I feel bodied with emotion—vivid. So bright in fact it brings tears to my eyes on the regular. On the opening night of Frameline as Jimpa’s introductory speeches rolled on, I scrawled a line into my notebook hastily as to not forget the idea: “This is what it must feel like to go to church for my religious family members.” I have never been compelled by any particular faith, but yearned for the feeling those spiritual believers get in the temples and chapels. I have wanted to understand how a sermon could move someone / how a hymn could bear tears / how it really feels to pray. I think these theaters are my temples, the films are my scripture, the words from directors and cast my sermons. With so much fear / danger / pain / destruction happening around us constantly, I feel so privileged to be able to feel comforted / inspired / emboldened by these stories and experiences. I love this feeling, and I cannot keep it to myself. I want to pack it into my suitcase and bring it home to share with everyone. I suppose that’s the whole point of this; I’ve been worried about not doing the immersion right, but I think I’m getting the hang of it in my own personal way. I am learning how to immerse.

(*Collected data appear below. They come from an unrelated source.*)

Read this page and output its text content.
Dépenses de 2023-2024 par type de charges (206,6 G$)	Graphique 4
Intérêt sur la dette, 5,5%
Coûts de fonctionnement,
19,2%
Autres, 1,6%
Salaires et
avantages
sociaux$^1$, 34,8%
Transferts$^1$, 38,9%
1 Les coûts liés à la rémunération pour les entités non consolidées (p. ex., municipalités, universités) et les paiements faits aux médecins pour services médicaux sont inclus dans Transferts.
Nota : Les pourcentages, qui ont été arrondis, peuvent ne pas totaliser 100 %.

Words rattle around my chest in the starkest way; so hot it’s cold, like a bathtub running too high. After spending winter and spring months shrouded in permafrost, how I revel in the summer melting. Even the exhaustion, the overwhelm, the sweat feels welcome because it means movement; body walking steeply uphill, red-faced and panting—filled to the brim with passion.

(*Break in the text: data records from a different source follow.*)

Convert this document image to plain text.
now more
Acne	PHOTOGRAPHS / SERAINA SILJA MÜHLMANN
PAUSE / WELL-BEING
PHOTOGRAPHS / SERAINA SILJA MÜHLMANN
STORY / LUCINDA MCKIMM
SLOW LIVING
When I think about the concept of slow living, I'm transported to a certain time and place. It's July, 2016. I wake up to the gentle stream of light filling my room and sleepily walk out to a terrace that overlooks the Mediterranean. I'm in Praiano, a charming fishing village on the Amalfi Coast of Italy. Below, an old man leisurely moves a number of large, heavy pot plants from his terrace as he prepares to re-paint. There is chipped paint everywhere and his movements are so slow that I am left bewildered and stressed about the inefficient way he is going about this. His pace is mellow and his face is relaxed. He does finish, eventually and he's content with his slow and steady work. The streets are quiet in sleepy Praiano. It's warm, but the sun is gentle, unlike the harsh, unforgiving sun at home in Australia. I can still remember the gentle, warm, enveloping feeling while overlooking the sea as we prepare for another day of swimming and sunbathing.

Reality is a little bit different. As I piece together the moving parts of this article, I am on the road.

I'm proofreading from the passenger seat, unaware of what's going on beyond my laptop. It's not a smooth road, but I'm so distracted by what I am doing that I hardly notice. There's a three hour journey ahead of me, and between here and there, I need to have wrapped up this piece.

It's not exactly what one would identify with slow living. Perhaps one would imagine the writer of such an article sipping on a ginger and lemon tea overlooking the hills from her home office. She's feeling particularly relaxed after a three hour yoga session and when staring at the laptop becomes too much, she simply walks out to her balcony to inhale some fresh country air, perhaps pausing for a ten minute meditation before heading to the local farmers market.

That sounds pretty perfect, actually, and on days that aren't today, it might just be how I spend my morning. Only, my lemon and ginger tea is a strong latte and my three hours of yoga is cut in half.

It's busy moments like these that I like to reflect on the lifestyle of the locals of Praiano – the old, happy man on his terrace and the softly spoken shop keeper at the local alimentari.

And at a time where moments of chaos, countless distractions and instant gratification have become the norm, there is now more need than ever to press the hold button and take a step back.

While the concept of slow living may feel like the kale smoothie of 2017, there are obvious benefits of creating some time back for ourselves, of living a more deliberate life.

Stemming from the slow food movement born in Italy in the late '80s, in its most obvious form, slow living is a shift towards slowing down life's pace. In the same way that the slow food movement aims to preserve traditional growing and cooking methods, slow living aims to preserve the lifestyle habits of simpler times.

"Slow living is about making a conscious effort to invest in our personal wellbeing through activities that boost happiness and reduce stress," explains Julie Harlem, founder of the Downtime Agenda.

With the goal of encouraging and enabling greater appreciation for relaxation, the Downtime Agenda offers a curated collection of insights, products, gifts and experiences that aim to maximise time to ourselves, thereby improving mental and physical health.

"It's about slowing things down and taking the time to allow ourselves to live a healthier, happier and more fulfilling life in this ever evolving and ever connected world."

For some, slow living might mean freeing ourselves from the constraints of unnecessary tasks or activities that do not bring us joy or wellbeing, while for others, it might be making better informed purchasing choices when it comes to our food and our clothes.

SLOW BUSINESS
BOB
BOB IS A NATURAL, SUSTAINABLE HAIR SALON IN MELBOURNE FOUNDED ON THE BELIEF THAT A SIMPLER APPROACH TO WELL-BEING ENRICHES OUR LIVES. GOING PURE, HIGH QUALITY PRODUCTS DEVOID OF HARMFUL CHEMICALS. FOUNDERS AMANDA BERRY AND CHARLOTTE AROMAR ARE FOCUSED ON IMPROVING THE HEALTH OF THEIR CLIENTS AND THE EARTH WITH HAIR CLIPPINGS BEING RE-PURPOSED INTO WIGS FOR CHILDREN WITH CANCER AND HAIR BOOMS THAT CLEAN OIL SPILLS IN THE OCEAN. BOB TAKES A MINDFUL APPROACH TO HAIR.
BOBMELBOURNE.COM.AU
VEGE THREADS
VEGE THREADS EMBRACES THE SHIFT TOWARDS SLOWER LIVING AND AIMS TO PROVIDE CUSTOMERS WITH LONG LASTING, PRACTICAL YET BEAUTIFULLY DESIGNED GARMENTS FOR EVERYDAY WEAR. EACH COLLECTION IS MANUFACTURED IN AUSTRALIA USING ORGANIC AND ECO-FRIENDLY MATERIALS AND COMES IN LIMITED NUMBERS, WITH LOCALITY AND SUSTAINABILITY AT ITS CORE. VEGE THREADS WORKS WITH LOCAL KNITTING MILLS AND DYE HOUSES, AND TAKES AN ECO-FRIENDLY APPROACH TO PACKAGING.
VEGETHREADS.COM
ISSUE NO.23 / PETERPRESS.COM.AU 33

Dear reader, I do not know any clearer way to sum it up. I can see it in the photos and videos I take, I wonder if you can too. This energy / aura / re-ignition does not look nor feel invisible to me. One gigabyte of storage on the SD card of my “ancient” early 2000’s digital camera; what a shoebox to attempt to cram a city into. I think every time I look through the lens, I capture the colors that envelop me / the joy that fills my lungs. I don’t remember the last time I was able to smile so effortlessly. Too long. Even the films I hate, the overexposed photos, the peeling sunburn on the button nose, reminds me where my body / my mind / my soul is.
Afterthought: It is ten forty-five on a Sunday, I am the only one around. Plain bagel and cold brew with maple syrup. The back patio of the condo is walled off with succulents and plants I wish came naturally to Wisconsin soil. As I write, a hummingbird beats inches from my head, enthralled in the sweet nectar of blooming flowers. I feel so lucky to be here—to be alive.